SpecINT: A framework for data integration over cheminformatics and bioinformatics RDF repositories

Branko Arsić
Marija Đokić-Petrović
Petar Spalević
Ivan Milentijević
Dejan Rančić
Marko Živanović

Many research centers and medical institutions have been accumulating a vast amount of various biological and chemical data over the past decade and this trend continues. Based on Linked Data vision, many semantic applications for distributed access to these heterogeneous RDF (Resource Description Framework) data sources have been developed. Their improvements have brought about a decrease of intermediate results and optimizing query execution plans. But still many requests are unsuccessful and they time out without producing any answer. Also, the applications which operate over repositories taking into consideration their specificities and inter-connections are not available.

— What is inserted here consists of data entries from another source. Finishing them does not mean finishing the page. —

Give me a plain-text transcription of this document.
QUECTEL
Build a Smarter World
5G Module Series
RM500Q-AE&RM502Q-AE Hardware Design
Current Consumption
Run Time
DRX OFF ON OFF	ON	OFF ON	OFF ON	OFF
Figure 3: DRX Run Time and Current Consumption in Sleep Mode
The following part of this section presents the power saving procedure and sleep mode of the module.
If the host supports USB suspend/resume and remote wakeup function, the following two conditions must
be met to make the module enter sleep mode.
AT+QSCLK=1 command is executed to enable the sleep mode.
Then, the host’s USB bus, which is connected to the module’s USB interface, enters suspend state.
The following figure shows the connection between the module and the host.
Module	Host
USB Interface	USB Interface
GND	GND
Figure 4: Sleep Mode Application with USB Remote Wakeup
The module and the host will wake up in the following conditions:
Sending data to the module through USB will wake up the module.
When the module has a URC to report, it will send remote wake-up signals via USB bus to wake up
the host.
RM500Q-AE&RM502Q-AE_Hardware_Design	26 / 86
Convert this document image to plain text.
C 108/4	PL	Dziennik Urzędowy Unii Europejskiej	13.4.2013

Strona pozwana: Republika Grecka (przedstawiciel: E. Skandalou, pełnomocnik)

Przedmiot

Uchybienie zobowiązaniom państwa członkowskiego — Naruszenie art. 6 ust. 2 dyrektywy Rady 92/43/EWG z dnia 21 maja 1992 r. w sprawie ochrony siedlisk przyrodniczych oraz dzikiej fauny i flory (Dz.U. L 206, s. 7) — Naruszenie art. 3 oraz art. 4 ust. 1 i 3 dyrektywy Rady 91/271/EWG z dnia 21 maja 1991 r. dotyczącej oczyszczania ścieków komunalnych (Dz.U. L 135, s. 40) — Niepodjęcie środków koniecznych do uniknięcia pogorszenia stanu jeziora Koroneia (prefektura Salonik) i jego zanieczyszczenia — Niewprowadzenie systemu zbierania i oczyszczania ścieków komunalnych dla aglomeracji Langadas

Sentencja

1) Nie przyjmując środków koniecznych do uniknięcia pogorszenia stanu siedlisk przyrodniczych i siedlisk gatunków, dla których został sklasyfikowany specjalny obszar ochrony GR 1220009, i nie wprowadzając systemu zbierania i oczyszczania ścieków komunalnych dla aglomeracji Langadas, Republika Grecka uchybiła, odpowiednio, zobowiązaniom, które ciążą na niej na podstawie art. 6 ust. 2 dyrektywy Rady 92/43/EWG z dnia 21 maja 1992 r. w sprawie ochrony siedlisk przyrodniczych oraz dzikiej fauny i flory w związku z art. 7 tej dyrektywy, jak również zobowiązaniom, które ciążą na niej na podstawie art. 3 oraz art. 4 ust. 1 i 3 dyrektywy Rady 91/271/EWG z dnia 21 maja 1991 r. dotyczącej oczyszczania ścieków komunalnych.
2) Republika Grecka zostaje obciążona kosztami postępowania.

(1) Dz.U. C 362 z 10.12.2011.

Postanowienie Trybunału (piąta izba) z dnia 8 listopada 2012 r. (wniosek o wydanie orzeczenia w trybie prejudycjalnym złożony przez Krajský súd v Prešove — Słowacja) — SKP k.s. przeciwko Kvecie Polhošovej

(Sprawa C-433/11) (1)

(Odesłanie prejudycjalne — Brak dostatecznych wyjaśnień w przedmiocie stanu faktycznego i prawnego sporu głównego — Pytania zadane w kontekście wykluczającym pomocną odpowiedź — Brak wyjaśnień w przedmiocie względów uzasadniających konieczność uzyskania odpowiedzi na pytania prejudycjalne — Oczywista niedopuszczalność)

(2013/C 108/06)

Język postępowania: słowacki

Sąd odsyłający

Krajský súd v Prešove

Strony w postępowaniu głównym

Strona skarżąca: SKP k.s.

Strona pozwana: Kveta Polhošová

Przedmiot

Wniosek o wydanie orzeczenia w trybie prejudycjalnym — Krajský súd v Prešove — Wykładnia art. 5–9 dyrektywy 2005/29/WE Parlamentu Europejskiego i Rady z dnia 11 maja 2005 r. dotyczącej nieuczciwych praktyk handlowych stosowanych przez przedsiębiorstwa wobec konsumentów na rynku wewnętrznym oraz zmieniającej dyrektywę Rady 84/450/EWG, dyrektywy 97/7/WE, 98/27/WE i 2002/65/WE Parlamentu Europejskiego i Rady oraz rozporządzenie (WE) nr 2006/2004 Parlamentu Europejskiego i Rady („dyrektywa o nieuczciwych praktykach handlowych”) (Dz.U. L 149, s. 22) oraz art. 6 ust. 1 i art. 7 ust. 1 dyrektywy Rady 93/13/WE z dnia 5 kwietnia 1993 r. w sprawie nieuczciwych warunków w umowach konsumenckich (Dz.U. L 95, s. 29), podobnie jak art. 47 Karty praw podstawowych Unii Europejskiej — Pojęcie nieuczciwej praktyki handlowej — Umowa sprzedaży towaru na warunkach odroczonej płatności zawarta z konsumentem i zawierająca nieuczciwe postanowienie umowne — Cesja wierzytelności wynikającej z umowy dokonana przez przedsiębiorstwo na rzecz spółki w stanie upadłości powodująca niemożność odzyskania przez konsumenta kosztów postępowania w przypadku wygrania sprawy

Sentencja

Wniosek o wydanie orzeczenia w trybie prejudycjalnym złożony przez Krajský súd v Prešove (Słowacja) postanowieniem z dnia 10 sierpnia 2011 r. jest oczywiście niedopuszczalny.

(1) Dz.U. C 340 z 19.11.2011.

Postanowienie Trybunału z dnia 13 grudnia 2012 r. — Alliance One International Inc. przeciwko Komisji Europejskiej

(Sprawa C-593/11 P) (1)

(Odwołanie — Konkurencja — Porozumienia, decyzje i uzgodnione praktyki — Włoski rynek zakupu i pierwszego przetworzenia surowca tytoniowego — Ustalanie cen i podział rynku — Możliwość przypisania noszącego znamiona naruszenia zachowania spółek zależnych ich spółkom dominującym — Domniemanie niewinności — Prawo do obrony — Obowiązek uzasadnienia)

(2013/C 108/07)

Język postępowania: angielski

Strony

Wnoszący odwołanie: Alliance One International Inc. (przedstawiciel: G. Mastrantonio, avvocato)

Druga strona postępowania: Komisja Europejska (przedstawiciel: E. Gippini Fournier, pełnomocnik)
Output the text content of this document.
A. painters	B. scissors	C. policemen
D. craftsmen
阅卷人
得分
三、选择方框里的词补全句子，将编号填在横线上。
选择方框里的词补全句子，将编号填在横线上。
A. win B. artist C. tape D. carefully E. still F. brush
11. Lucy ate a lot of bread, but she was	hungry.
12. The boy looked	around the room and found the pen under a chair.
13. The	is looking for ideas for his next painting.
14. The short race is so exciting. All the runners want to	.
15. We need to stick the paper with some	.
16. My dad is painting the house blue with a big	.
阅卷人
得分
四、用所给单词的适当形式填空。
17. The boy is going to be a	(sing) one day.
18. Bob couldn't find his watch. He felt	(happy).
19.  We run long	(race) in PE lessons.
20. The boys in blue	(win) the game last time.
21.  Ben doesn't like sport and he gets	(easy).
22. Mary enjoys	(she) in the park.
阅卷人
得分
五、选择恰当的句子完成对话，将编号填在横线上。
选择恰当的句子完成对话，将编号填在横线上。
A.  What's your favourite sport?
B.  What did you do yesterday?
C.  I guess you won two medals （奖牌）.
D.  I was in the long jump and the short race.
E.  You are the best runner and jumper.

In this paper, the SpecINT is proposed as a comprehensive hybrid framework for data integration and federation in semantic data query processing over repositories. The SpecINT framework represents a trade-off solution between automatic and user-guided approaches, since it can create queries which return relevant results, while not being dependent on human work. The innovativeness of the approach lays in the fact that the coordinates of graph eigenvectors are used for the automatic sub-queries joining over the most relevant data sources within repositories. In this way searching can be effected without a common ontology between resources. In experiments, we demonstrate the potential of our framework on a set of heterogeneous and distributed cheminformatics and bioinformatics data sources.